High Spade provides no value to the movie. Lin's characterization could have been more compelling if he had been alone. This worked fine in a movie released a couple of years later, Fritz Lang's "Rancho Notorious". In that movie, Arthur Kennedy conducts a long journey of revenge without a buddy. (Interestingly, Fritz Lang was supposed to direct "Winchester '73", but dropped out when Jimmy Stewart was cast in the lead. This was Stewart's first Western and Lang thought he was miscast. Bad move by Lang. Stewart was then give director control and chose Anthony Mann, setting up the decade long Stewart/Mann collaboration)

  • They did a great job with the demonstration of marksmanship at the beginning of the movie, but it only served to make the lousy rock destroying shootout at the end of the film that much more disappointing.

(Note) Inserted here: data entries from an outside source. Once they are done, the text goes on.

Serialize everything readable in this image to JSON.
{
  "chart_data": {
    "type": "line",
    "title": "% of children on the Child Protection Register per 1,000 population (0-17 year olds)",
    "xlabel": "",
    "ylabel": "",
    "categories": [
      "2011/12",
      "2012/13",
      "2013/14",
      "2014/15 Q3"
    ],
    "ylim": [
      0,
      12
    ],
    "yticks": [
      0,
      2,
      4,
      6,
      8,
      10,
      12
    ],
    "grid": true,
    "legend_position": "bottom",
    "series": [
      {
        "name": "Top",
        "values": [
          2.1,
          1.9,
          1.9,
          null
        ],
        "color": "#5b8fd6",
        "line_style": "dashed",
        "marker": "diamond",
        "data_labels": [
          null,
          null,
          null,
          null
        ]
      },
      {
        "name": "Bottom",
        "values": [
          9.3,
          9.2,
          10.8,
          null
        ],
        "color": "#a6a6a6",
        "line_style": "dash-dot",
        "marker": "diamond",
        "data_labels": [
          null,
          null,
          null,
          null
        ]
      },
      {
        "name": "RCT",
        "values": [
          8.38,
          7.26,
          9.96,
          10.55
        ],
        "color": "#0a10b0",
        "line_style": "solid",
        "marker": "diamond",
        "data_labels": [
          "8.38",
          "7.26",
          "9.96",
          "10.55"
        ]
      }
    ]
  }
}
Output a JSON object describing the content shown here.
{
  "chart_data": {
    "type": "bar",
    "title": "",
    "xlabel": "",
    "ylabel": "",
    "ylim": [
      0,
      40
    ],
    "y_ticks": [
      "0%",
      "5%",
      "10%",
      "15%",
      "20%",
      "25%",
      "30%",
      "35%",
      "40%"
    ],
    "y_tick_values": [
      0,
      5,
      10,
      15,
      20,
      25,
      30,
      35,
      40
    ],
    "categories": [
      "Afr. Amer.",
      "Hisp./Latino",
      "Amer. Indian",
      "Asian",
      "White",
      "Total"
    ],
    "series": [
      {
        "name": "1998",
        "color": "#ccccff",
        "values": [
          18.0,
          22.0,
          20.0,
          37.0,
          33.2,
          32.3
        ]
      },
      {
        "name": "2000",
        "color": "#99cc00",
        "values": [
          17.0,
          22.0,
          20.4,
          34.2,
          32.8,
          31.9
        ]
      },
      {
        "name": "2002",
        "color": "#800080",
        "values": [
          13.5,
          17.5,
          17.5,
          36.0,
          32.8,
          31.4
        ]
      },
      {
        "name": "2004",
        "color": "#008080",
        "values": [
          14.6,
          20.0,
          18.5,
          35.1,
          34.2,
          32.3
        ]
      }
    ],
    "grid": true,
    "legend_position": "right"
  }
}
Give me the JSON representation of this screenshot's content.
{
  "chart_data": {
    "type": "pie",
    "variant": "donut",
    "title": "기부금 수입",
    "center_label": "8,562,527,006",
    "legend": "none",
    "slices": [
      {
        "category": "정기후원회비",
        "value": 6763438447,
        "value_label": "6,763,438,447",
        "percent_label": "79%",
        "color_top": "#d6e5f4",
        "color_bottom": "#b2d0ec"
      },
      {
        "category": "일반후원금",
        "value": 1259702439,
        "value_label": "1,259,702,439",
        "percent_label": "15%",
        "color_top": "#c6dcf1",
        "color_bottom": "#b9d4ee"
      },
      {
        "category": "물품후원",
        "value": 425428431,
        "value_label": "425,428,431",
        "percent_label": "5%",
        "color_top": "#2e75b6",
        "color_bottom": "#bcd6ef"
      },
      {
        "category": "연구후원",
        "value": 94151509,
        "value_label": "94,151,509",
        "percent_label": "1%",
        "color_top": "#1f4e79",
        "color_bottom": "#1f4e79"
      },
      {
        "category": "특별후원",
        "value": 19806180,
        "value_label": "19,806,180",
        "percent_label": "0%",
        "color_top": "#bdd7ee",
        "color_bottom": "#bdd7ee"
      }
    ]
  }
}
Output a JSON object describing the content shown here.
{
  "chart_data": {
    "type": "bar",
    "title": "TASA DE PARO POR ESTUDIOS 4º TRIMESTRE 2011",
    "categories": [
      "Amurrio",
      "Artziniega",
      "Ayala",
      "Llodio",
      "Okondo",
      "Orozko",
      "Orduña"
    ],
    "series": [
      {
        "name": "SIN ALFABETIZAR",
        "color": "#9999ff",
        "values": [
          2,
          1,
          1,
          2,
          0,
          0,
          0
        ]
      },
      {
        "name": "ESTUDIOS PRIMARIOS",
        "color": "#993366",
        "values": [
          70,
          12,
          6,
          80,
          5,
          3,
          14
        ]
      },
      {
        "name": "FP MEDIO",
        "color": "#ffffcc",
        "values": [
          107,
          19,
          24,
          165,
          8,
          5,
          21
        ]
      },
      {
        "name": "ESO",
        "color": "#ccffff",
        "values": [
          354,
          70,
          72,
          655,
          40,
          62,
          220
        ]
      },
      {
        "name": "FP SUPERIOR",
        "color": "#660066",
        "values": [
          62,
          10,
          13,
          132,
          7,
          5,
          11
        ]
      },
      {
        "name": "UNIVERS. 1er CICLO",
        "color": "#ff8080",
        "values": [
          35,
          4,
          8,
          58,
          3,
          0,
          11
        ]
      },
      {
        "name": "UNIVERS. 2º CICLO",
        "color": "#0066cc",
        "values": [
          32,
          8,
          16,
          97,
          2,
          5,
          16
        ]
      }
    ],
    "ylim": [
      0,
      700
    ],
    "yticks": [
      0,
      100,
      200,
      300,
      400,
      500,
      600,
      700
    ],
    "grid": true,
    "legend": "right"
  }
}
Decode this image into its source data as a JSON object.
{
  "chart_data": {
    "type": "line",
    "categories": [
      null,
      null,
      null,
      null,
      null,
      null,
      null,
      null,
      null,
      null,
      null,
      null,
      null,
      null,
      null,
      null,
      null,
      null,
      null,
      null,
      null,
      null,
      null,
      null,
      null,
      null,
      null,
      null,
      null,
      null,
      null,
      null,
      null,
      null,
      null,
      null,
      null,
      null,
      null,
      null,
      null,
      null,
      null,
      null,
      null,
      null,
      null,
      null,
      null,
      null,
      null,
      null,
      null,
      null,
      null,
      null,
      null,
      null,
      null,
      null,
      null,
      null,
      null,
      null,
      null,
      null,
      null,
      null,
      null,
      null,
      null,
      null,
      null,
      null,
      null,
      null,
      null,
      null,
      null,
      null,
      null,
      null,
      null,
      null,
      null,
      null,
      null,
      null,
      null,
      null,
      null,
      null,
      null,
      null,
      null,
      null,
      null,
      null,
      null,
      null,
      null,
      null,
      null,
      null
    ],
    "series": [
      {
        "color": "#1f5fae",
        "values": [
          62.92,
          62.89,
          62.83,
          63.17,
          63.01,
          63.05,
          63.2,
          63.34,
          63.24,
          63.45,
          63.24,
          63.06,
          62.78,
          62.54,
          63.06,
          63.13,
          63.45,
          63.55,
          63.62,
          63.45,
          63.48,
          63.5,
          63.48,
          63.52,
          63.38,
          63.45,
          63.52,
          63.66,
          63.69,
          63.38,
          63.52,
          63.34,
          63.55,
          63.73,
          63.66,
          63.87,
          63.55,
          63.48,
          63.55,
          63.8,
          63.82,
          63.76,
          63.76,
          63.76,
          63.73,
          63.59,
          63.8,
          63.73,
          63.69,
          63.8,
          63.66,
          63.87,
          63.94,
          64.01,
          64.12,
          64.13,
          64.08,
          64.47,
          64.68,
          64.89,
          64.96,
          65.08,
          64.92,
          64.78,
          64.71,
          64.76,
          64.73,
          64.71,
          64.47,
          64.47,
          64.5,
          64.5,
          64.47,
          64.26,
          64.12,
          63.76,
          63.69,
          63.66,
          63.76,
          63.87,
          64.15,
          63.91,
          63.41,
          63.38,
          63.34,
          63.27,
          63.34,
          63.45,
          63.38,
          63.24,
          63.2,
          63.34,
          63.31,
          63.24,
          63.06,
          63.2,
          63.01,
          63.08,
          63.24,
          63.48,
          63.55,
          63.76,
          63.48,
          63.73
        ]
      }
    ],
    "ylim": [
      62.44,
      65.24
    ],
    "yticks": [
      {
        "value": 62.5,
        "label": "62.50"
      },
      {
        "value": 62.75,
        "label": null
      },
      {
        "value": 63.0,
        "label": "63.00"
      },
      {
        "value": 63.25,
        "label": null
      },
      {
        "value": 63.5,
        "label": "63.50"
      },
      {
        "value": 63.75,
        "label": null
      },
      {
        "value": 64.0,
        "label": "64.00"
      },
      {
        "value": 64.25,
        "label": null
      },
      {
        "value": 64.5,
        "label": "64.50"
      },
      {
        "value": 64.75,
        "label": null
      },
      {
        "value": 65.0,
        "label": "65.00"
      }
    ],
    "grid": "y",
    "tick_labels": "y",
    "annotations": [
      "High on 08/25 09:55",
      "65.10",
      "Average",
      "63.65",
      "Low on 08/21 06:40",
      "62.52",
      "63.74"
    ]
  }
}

  • If they had a award for "Worst Portrayal of Wyatt Earp" in a movie, this would be nominated.


  • The movie is almost totally devoid of comic relief, a concept unknown to Anthony Mann.


In conclusion, this is a good demonstration of why John Ford was a genius and Anthony Mann wasn't. In "The Searchers" Ford fully developed the dark side of his popular hero, Wayne and used humor effectively as a counterpoint. "Winchester '73" had the potential to be as good as "The Searchers", but came up well short, mostly for those reasons.

If Duryea had played the brother and they had revealed the brother connection early, this movie might have cracked my all time top 20 Westerns.